Unlike the UK, it is a legal requirement to update the US Dietary Guidelines for Americans every five years. To meet this requirement, a Dietary Guidelines Advisory Committee of nationally recognised experts reviews the scientific and medical knowledge current at the time and makes recommendations to the Federal government’s Secretaries of Health and Agriculture for their updating of the 2015 edition of the Guidelines.
In her message to the Secretaries of Health and Agriculture, Chair of the Committee, Dr Barbara Millen calls for ‘bold action’ to reverse the ‘alarming trends’ in major diet-related health problems facing the US nation. Over half the US nation suffers one or more preventable chronic disease related to poor quality diets and inactivity, including cardiovascular disease, hypertention, type-2 diabetes and diet-related cancers, and more than two-thirds of adults and a third of children overweight or obese. These are ‘devastating health problems’ she says,’ which have persisted for decades, strained US health care costs and focussed the attention of health care systems on treatment rather than prevention.’

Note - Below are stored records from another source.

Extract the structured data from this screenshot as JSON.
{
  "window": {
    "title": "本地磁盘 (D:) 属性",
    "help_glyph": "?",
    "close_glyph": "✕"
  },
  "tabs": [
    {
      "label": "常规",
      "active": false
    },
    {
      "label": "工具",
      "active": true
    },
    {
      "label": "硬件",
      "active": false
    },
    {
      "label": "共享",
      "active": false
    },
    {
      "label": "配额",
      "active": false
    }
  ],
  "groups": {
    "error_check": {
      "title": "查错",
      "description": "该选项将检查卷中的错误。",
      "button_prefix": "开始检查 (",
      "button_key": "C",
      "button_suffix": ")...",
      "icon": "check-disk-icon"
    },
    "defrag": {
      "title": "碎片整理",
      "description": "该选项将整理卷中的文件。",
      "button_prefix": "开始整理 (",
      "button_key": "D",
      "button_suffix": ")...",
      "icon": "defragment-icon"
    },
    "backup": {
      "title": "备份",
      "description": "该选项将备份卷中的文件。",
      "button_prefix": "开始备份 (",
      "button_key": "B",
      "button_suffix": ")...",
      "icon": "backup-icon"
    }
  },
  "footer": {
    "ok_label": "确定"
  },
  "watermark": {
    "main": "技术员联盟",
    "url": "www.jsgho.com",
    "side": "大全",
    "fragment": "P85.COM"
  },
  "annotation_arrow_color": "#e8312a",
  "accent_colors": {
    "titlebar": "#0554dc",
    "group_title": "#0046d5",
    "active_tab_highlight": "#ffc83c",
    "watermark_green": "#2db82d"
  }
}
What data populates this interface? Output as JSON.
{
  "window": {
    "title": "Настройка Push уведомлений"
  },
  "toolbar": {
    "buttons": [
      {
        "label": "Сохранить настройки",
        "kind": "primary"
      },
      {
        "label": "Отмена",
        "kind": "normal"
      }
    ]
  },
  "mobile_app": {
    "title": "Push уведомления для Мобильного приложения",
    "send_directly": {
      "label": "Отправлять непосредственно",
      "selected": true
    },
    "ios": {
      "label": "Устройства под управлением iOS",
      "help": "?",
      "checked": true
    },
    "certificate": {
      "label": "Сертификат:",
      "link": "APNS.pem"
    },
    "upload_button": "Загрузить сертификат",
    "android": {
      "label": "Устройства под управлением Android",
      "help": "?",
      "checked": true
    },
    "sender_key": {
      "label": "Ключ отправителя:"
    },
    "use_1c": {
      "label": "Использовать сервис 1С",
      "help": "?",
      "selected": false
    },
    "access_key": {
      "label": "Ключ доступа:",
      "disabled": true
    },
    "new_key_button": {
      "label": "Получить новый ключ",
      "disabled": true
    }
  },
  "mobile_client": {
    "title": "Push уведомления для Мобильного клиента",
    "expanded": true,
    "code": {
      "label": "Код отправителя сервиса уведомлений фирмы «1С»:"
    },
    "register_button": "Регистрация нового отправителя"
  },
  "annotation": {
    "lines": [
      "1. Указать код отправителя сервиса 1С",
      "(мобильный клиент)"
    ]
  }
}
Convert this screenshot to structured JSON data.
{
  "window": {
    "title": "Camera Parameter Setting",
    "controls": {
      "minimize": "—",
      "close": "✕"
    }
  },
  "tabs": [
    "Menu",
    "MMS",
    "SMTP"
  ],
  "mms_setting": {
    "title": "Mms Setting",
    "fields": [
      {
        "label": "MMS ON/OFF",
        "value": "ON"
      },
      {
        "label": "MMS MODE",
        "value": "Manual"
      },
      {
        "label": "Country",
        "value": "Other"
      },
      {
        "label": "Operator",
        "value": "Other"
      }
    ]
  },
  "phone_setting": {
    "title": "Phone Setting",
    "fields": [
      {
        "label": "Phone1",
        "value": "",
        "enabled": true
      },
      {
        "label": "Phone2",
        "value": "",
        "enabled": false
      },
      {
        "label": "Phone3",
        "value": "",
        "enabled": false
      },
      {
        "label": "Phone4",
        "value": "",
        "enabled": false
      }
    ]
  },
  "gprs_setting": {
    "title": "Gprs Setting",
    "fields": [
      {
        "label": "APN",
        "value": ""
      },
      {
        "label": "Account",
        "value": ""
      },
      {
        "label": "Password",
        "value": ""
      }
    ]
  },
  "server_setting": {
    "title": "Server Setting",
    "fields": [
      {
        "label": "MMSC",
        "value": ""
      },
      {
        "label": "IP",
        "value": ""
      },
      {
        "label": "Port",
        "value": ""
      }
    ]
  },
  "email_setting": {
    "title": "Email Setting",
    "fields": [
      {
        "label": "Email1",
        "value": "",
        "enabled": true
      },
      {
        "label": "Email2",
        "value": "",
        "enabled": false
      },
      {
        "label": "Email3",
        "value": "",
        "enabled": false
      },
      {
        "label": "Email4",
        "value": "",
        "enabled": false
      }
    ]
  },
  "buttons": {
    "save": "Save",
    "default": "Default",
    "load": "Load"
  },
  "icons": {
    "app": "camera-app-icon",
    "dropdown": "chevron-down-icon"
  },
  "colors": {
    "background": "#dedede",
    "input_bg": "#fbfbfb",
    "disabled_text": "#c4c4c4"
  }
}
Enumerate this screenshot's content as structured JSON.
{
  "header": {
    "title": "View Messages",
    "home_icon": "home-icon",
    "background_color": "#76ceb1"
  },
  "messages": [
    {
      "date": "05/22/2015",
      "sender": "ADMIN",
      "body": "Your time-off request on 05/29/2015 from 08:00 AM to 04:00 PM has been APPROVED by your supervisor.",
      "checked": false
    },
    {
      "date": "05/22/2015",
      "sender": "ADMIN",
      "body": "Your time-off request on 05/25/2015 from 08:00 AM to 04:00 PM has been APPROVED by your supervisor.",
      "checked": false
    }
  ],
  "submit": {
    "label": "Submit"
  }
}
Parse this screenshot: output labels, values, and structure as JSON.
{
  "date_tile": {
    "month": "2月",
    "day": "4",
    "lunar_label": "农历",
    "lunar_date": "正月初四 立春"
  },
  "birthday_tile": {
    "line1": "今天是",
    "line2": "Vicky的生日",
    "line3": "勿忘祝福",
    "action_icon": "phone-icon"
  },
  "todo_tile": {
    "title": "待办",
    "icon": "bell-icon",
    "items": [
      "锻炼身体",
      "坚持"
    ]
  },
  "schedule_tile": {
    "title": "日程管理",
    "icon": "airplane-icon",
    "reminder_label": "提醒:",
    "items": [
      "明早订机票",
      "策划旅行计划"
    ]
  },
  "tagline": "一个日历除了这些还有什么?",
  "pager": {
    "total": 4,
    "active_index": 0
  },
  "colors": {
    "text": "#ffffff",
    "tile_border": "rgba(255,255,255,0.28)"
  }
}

All eyes will be on whether the Government supports the Committee’s recommendations when it publishes the 2015 Dietary Guidelines later this year.
The US meat industry lobby is already fighting the Committee’s recommendations – claiming the nutrition committee doesn’t have the expertise to address environmental issues. If the USDA adopts these positions, then it'll be the first time ever that the agency actively discourages meat consumption (current guidelines encourage consumption by suggesting lean meats). Analysts last month warned investors to be wary of the meat industry with consumption already steadily declining.
Eating Better comment: Eating Better welcomes the US Committee’s report. ‘This authoritative review of the evidence, including research from the UK, confirms that it is time to update national dietary guidelines in the UK to include advice on shifting diets towards lower meat and more plant-based diets for health and environmental considerations,’ says Sue Dibb, Eating Better’s coordinator.
Eating Better is calling for UK government to update the UK’s Eatwell Plate official dietary guidance for sustainability – see our Policy Briefing. In addition to the US latest recommendations, other countries including the Netherlands, France, Nordic Countries, and Brazil have already published such advice. As we previously reported UK guidelines were introduced twenty years ago and have not been updated since.
The Committee’s recommendations are now open to public consultation until 8 April 2015.